As cloud grows, management concerns heighten

“From a ‘how do I acquire and deploy systems’ perspective, management has become a rapidly accelerating concern,” said Dennis Drogseth, analyst at Enterprise Management Associates, “especially in terms of the those involved in the role of IT and priority changes in how services are delivered.”

Drogseth recently completed new research that backs up this trend. Where the rubber meets the road for cloud in the enterprise is exactly at the level cloud computing is supposed to improve: actual day-to-day operations. EMA surveyed a swath of IT decision-makers and found that not only was cloud top of mind, it was complex and changing operational norms.

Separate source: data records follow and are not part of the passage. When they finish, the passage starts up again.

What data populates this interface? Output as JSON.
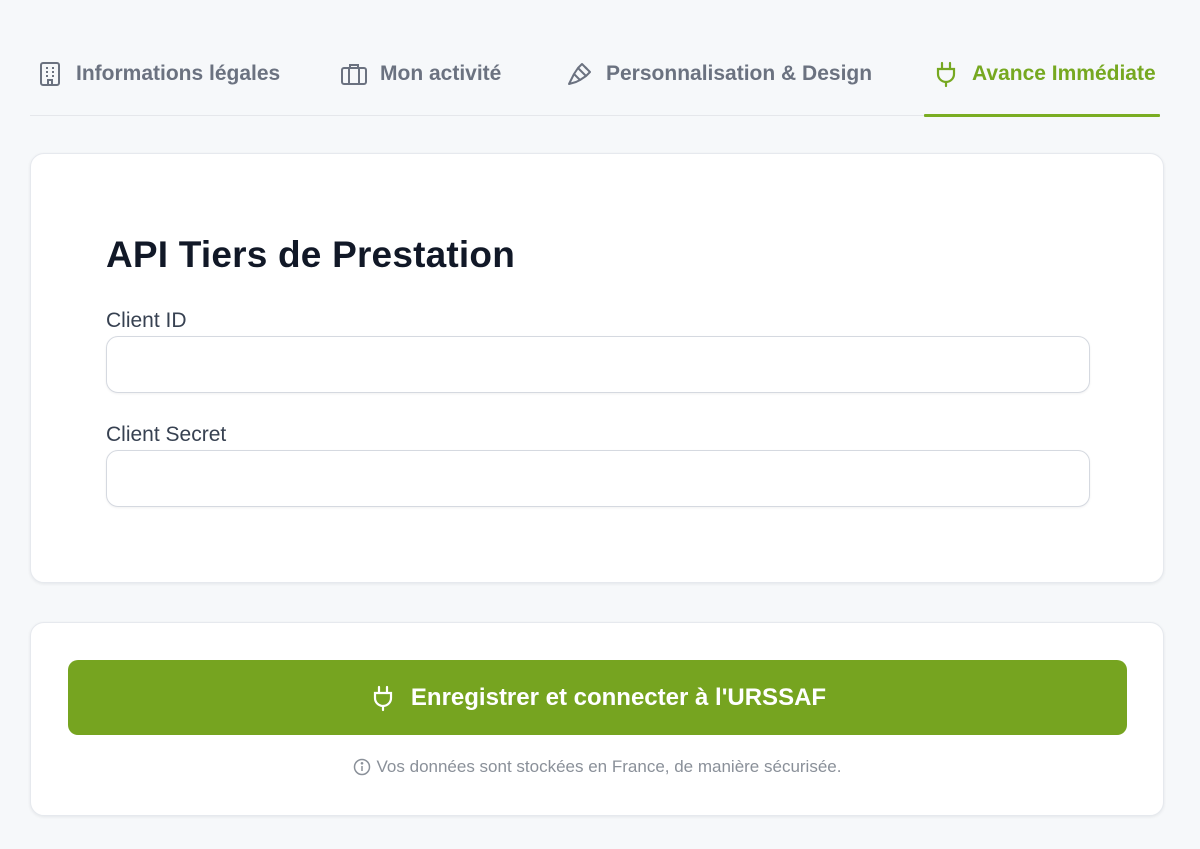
{
  "tabs": [
    {
      "label": "Informations légales",
      "icon": "building-icon",
      "active": false
    },
    {
      "label": "Mon activité",
      "icon": "briefcase-icon",
      "active": false
    },
    {
      "label": "Personnalisation & Design",
      "icon": "paintbrush-icon",
      "active": false
    },
    {
      "label": "Avance Immédiate",
      "icon": "plug-icon",
      "active": true
    }
  ],
  "form": {
    "title": "API Tiers de Prestation",
    "client_id": {
      "label": "Client ID",
      "value": "",
      "placeholder": ""
    },
    "client_secret": {
      "label": "Client Secret",
      "value": "",
      "placeholder": ""
    }
  },
  "action": {
    "button_label": "Enregistrer et connecter à l'URSSAF",
    "button_icon": "plug-icon",
    "note_icon": "info-icon",
    "note": "Vos données sont stockées en France, de manière sécurisée."
  },
  "colors": {
    "accent": "#76a420",
    "active_tab": "#76a820",
    "tab_inactive": "#6b7280",
    "background": "#f6f8fa"
  }
}
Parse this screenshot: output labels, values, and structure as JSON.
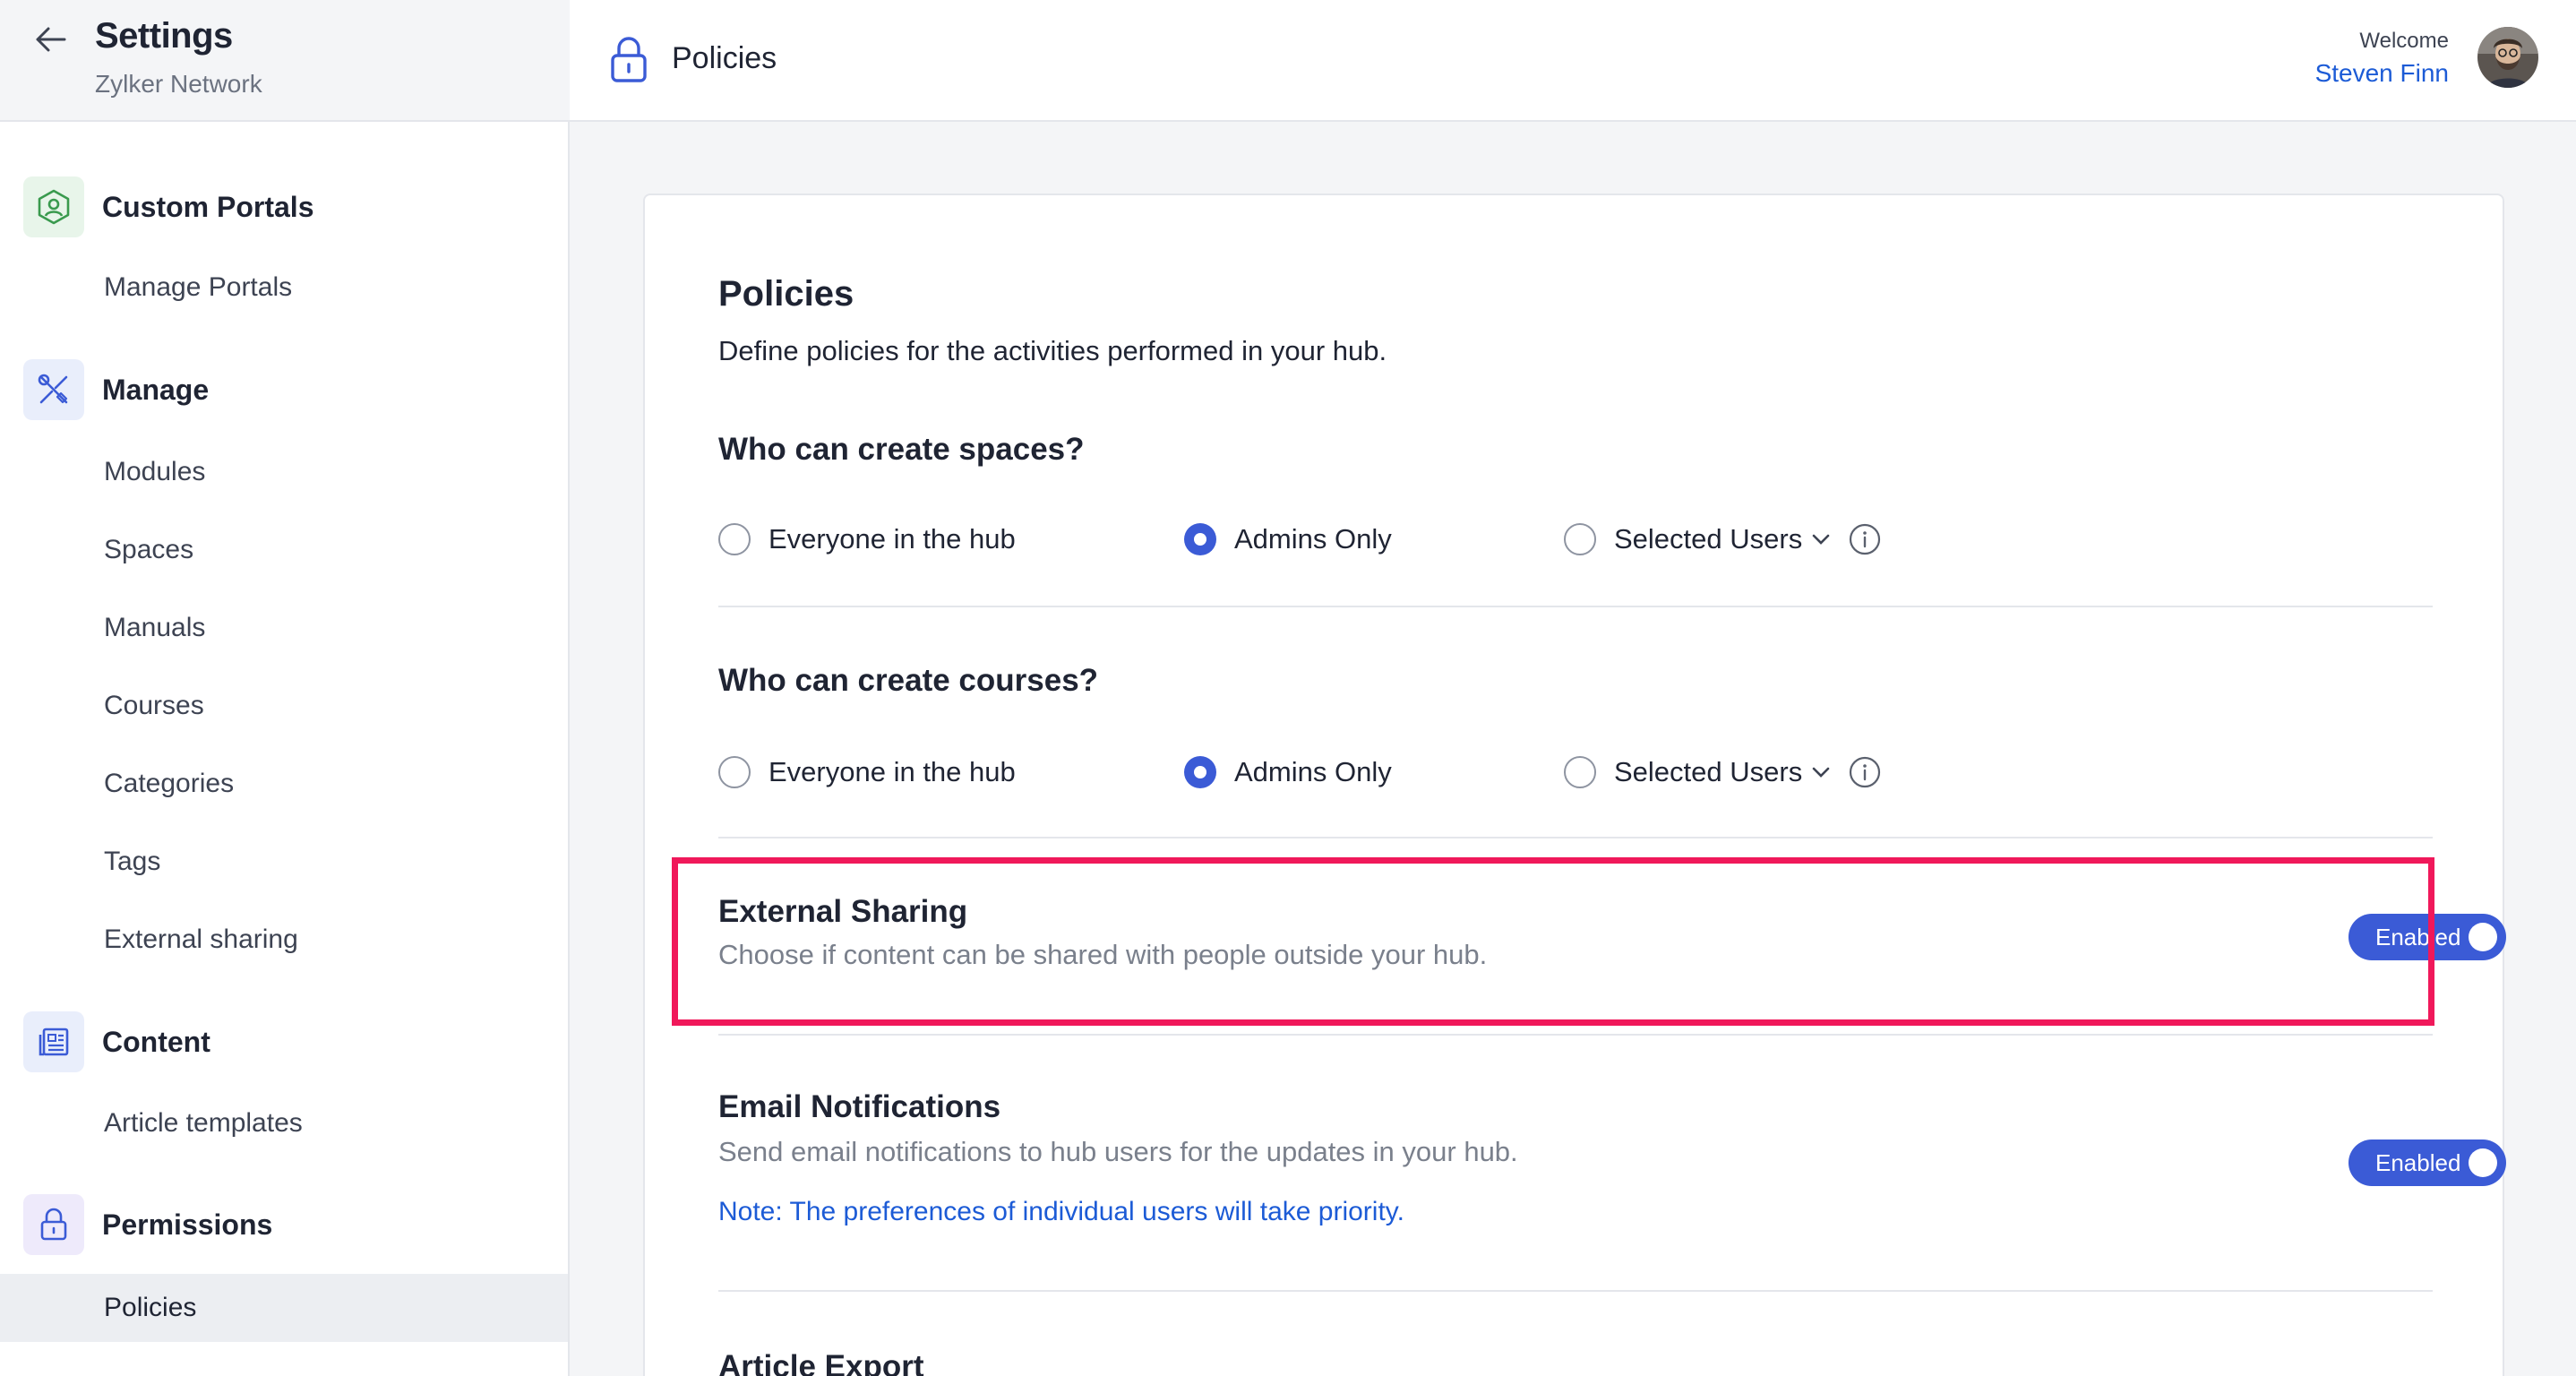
{
  "sidebar": {
    "title": "Settings",
    "subtitle": "Zylker Network",
    "sections": [
      {
        "label": "Custom Portals",
        "icon": "portal-icon",
        "items": [
          "Manage Portals"
        ]
      },
      {
        "label": "Manage",
        "icon": "tools-icon",
        "items": [
          "Modules",
          "Spaces",
          "Manuals",
          "Courses",
          "Categories",
          "Tags",
          "External sharing"
        ]
      },
      {
        "label": "Content",
        "icon": "content-icon",
        "items": [
          "Article templates"
        ]
      },
      {
        "label": "Permissions",
        "icon": "lock-icon",
        "items": [
          "Policies"
        ]
      }
    ],
    "active_item": "Policies"
  },
  "header": {
    "title": "Policies",
    "welcome": "Welcome",
    "user_name": "Steven Finn"
  },
  "main": {
    "title": "Policies",
    "description": "Define policies for the activities performed in your hub.",
    "questions": [
      {
        "title": "Who can create spaces?",
        "options": [
          "Everyone in the hub",
          "Admins Only",
          "Selected Users"
        ],
        "selected": "Admins Only"
      },
      {
        "title": "Who can create courses?",
        "options": [
          "Everyone in the hub",
          "Admins Only",
          "Selected Users"
        ],
        "selected": "Admins Only"
      }
    ],
    "settings": [
      {
        "title": "External Sharing",
        "description": "Choose if content can be shared with people outside your hub.",
        "toggle": "Enabled",
        "highlighted": true
      },
      {
        "title": "Email Notifications",
        "description": "Send email notifications to hub users for the updates in your hub.",
        "note": "Note: The preferences of individual users will take priority.",
        "toggle": "Enabled"
      },
      {
        "title": "Article Export"
      }
    ]
  },
  "colors": {
    "accent": "#3b5bd6",
    "link": "#1c5bd6",
    "highlight": "#f0185a",
    "portal_icon_bg": "#e8f5ea",
    "section_icon_bg": "#e9eefb",
    "permissions_icon_bg": "#eeeafb"
  }
}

Almost 80% of the respondents said they were in the process of building hybrid models for IT services that would mix and match private infrastructure with outside services and public clouds. Almost half said that they expected cloud to bring significant changes to process flow, along with how they looked at and adopted systems management tools.

Drogseth said that this is par for the course in technology adoption. Many business users have waited out or been oblivious to the hype around cloud, but now we’re beginning to see technologies appear that are relevant to the real world and not just the online marketplace.

“Cloud seems to be accelerating the need for intelligent, top-down service management both politically and technologically, even if much of the initial hype had a sixties flavor of ‘tune in, drop out and put it in the cloud’ behind it,” Drogseth wrote in his report “Operationalizing cloud: The move towards a cross-domain service management strategy.”

Drogseth anticipates that cloud computing is going to be a robust part of the systems management marketplace in two to five years, with vendors stratifying out small and medium-sized business users with one-size fits-all point services and larger vendors willing to engage in cross platform, cross-cloud customization. Early efforts are certainly underway: Microsoft has pitched its new System Center Operations Manager (SCOM) as a central, single tool for everything Microsoft sells into the data center, including Hyper-V, Azure deployments and regular server management.

Meanwhile, IBM has expanded its venerable Tivoli management platform to cover VMware and other platforms and HP claims that it will deliver OpenView/Opsware-based cloud platforms. Of course, none of that is fully baked yet, with all the major vendors pointing to the end of the year and beyond for fulfillment and startups and smaller cloud management suites busily maturing. The change will be gradual but ultimately undeniable.